Kemsley, who has managed Boy George since 2014, frames the project as an attempt to rebalance longstanding industry economics. “This record has been making millions of dollars for [almost] 45 years, and George hasn’t,” says Kemsley. “The whole thing seems terribly unjust. You sign your life away at the age of 22, then have to wait 35 years to get the reversions, but you still don’t get any master recording income. Over the years, bands try to get their masters back and they never get them, with the major labels claiming they are work-for-hire.”
To put this in context, a record company often owns or controls master recording rights, a term stipulated when it signs an artist. That covers the music; the lyrics and composition are an entirely separate right known as publishing, which, by contrast, follows the composition, and therefore the song through every new recording. As a result, rerecords create a new master recording, and can benefit publishing by re-engaging the artist and generating renewed interest in the underlying work.
When it comes to rerecords, many artists are restricted to a certain length of time during which they are forbidden from releasing a new, faithful version to the original. Longstanding artists sometimes use Section 203 of the U.S. Copyright Act to reclaim rights to their masters after 35 years. They are rarely successful, as record companies often argue the masters were created as work made for hire.
The way Artist Included is structured, the artist receives the lion’s share of revenue. “The industry I was in no longer exists,” Boy George points out. “Artists like me are expected to carry on following that model. I haven’t done that for years. I used to say I’m the only person who realizes the ‘80s are over. You want to keep the spirit of that moment to some extent, but you move on. AI is not going anywhere, so having that conversation is exciting. And being ahead of the game in terms of how people use it, is also quite exciting for me.”
Considering Culture Club’s acrimonious split with their former drummer, Jon Moss, which resulted in a hefty settlement, rerecords of their songs also have the benefit of bypassing the need for his approval to use the original master recordings, which have four-way songwriting credit between its members.

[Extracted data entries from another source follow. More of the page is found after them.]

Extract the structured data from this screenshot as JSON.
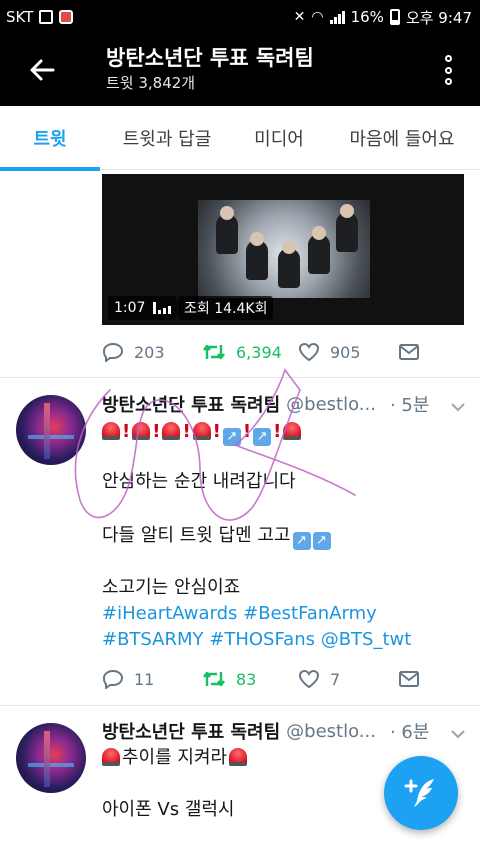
{
  "status_bar": {
    "carrier": "SKT",
    "battery": "16%",
    "time": "오후 9:47"
  },
  "header": {
    "title": "방탄소년단 투표 독려팀",
    "subtitle": "트윗 3,842개"
  },
  "tabs": [
    {
      "label": "트윗",
      "active": true
    },
    {
      "label": "트윗과 답글",
      "active": false
    },
    {
      "label": "미디어",
      "active": false
    },
    {
      "label": "마음에 들어요",
      "active": false
    }
  ],
  "tweets": [
    {
      "video": {
        "duration": "1:07",
        "views": "조회 14.4K회"
      },
      "replies": "203",
      "retweets": "6,394",
      "likes": "905"
    },
    {
      "name": "방탄소년단 투표 독려팀",
      "handle": "@bestlo...",
      "time": "· 5분",
      "emoji_line": "🚨!🚨!🚨!🚨!↗️!↗️!🚨",
      "lines": [
        "안심하는 순간 내려갑니다",
        "다들 알티 트윗 답멘 고고",
        "소고기는 안심이죠"
      ],
      "hashtags": [
        "#iHeartAwards #BestFanArmy",
        "#BTSARMY #THOSFans @BTS_twt"
      ],
      "replies": "11",
      "retweets": "83",
      "likes": "7"
    },
    {
      "name": "방탄소년단 투표 독려팀",
      "handle": "@bestlo...",
      "time": "· 6분",
      "lines": [
        "추이를 지켜라",
        "아이폰 Vs 갤럭시"
      ]
    }
  ],
  "colors": {
    "accent": "#1da1f2",
    "retweet": "#17bf63",
    "hashtag": "#1b95e0",
    "muted": "#657786"
  },
  "icons": [
    "back-arrow-icon",
    "more-vertical-icon",
    "reply-icon",
    "retweet-icon",
    "like-icon",
    "share-icon",
    "chevron-down-icon",
    "compose-icon"
  ]
}
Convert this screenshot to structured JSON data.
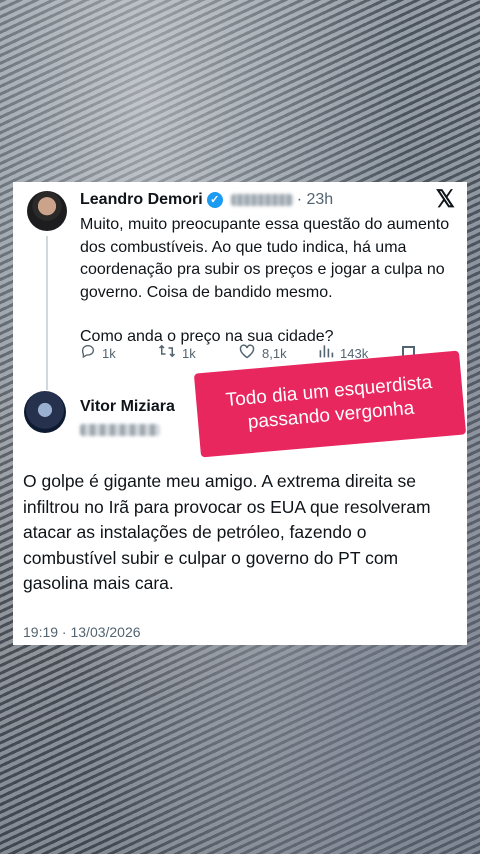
{
  "quoted_tweet": {
    "author_name": "Leandro Demori",
    "verified_glyph": "✓",
    "time_ago": "· 23h",
    "x_logo": "𝕏",
    "text_1": "Muito, muito preocupante essa questão do aumento dos combustíveis. Ao que tudo indica, há uma coordenação pra subir os preços e jogar a culpa no governo. Coisa de bandido mesmo.",
    "text_2": "Como anda o preço na sua cidade?",
    "actions": {
      "reply_icon": "reply-icon",
      "reply_count": "1k",
      "retweet_icon": "retweet-icon",
      "retweet_count": "1k",
      "like_icon": "heart-icon",
      "like_count": "8,1k",
      "views_icon": "views-icon",
      "views_count": "143k",
      "bookmark_icon": "bookmark-icon"
    }
  },
  "reply_tweet": {
    "author_name": "Vitor Miziara",
    "text": "O golpe é gigante meu amigo. A extrema direita se infiltrou no Irã para provocar os EUA que resolveram atacar as instalações de petróleo, fazendo o combustível subir e culpar o governo do PT com gasolina mais cara.",
    "timestamp": "19:19 · 13/03/2026"
  },
  "sticker": {
    "line_1": "Todo dia um esquerdista",
    "line_2": "passando vergonha"
  },
  "colors": {
    "sticker_bg": "#e8275f",
    "verified_blue": "#1d9bf0",
    "secondary_text": "#536471"
  }
}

“He still gets something from it,” clarifies Boy George. “Jon is a part of what we did [originally as a band].” But Kemsley is quick to point out that Moss is not a part of what they’re doing now with the rerecords, and is not entitled to any percentage of it. The band will see an increase in publishing, and as a credited songwriter, Moss will continue to receive publishing income, while the new master revenues do not involve him.

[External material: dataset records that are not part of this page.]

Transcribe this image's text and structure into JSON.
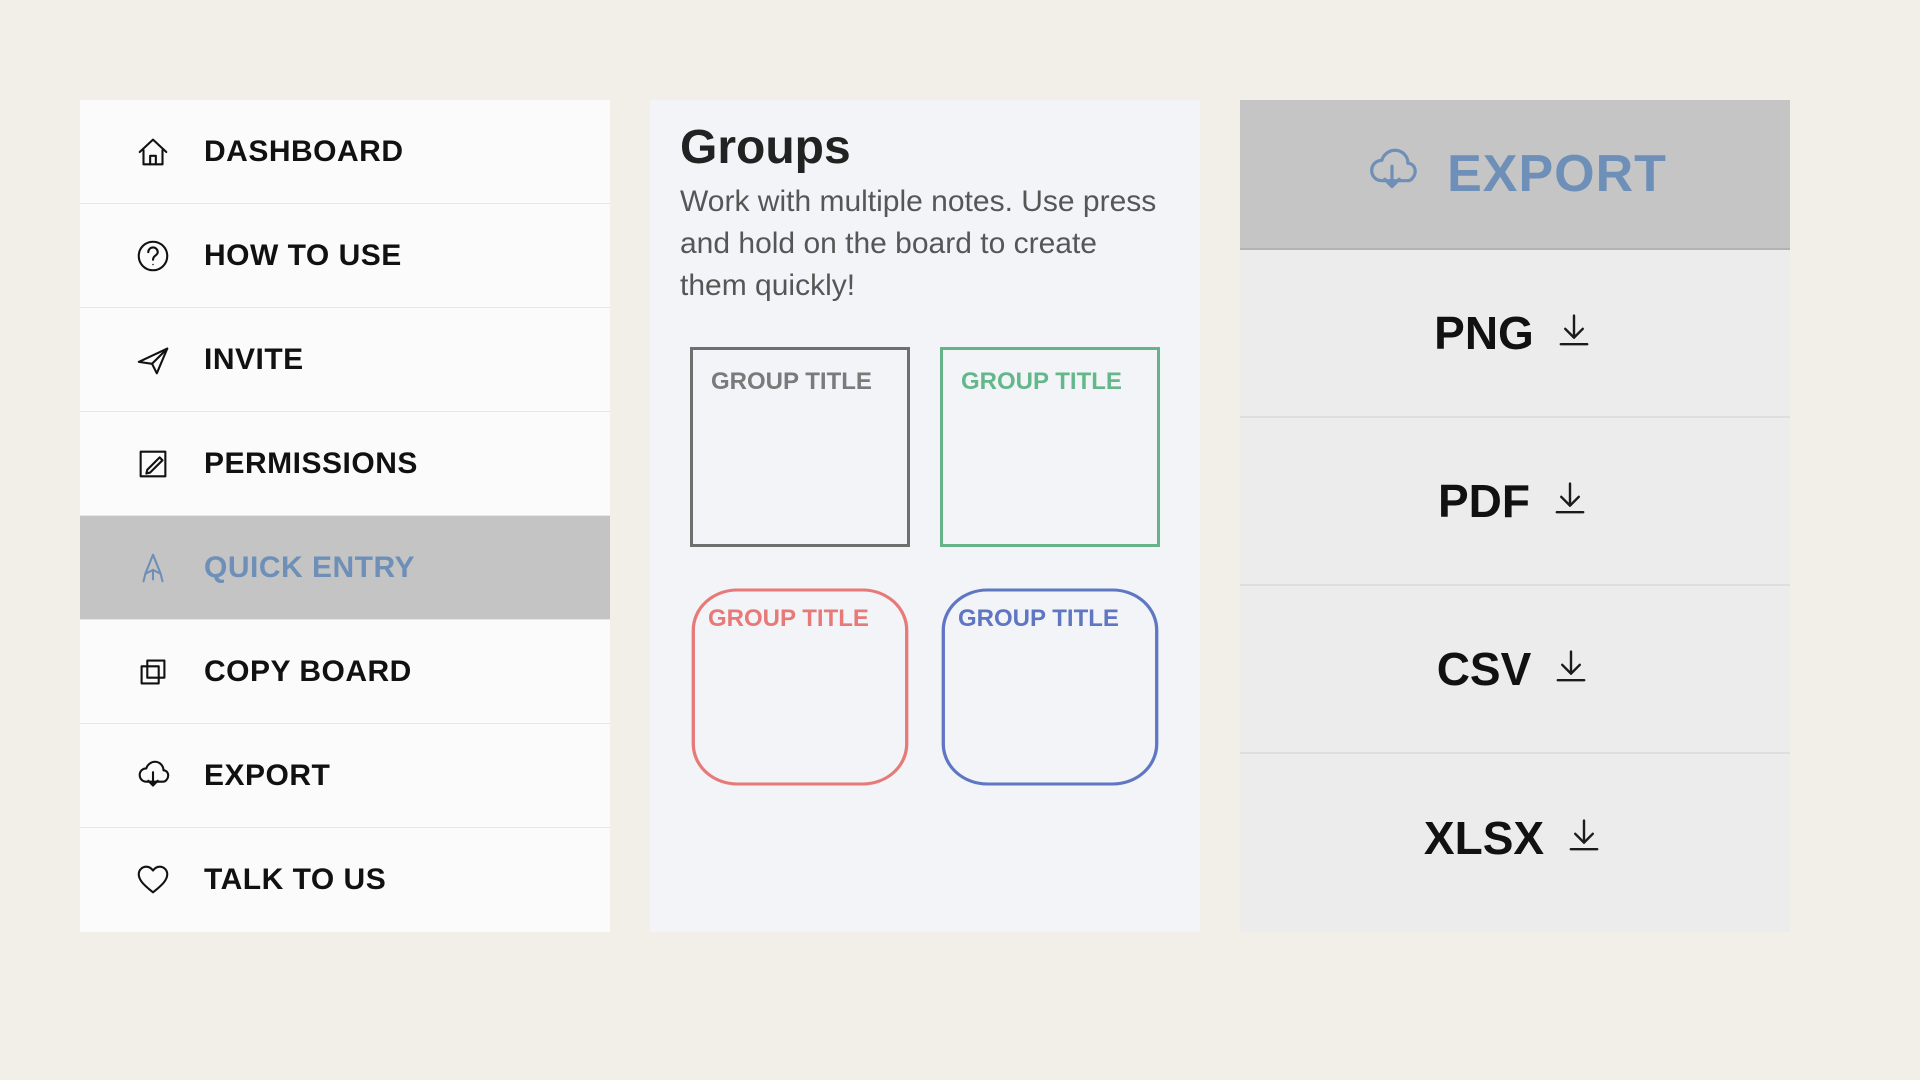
{
  "menu": {
    "items": [
      {
        "label": "DASHBOARD",
        "icon": "home-icon",
        "selected": false
      },
      {
        "label": "HOW TO USE",
        "icon": "help-icon",
        "selected": false
      },
      {
        "label": "INVITE",
        "icon": "paper-plane-icon",
        "selected": false
      },
      {
        "label": "PERMISSIONS",
        "icon": "edit-icon",
        "selected": false
      },
      {
        "label": "QUICK ENTRY",
        "icon": "pencil-icon",
        "selected": true
      },
      {
        "label": "COPY BOARD",
        "icon": "copy-icon",
        "selected": false
      },
      {
        "label": "EXPORT",
        "icon": "cloud-download-icon",
        "selected": false
      },
      {
        "label": "TALK TO US",
        "icon": "heart-icon",
        "selected": false
      }
    ]
  },
  "groups": {
    "title": "Groups",
    "description": "Work with multiple notes. Use press and hold on the board to create them quickly!",
    "tile_label": "GROUP TITLE",
    "tiles": [
      {
        "color": "grey",
        "shape": "square"
      },
      {
        "color": "green",
        "shape": "square"
      },
      {
        "color": "red",
        "shape": "rounded"
      },
      {
        "color": "blue",
        "shape": "rounded"
      }
    ]
  },
  "export": {
    "title": "EXPORT",
    "icon": "cloud-download-icon",
    "formats": [
      "PNG",
      "PDF",
      "CSV",
      "XLSX"
    ]
  },
  "colors": {
    "accent": "#6e8fb7",
    "grey": "#6f6f6f",
    "green": "#66b38a",
    "red": "#e77a78",
    "blue": "#5f77c2"
  }
}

The next song queued up for rerecord is another signature Culture Club hit, “Do You Really Want to Hurt Me,” and Artist Included’s AI is primed, having retained Boy George’s voice for training purposes. The company has also been in conversations with publishing companies and other artists, mainly from the Eighties and Nineties, though no names are being disclosed yet. Kemsley says the conversations have not been a hard sell.
“People will react to what they see and hear,” says Boy George. “It’s much more powerful when people see it released and see what can happen.”
Kemsley notes Boy George turns 65 the day before the release of the new “Karma Chameleon,” which is the retirement age in the UK. “We’re not retiring,” Kemsley clarifies. “Far from it. We’re going back to the beginning, and we’re going to do it all again. We’re going to change the way revenue flows through to the artist. And we’re going to have some real fun with it.”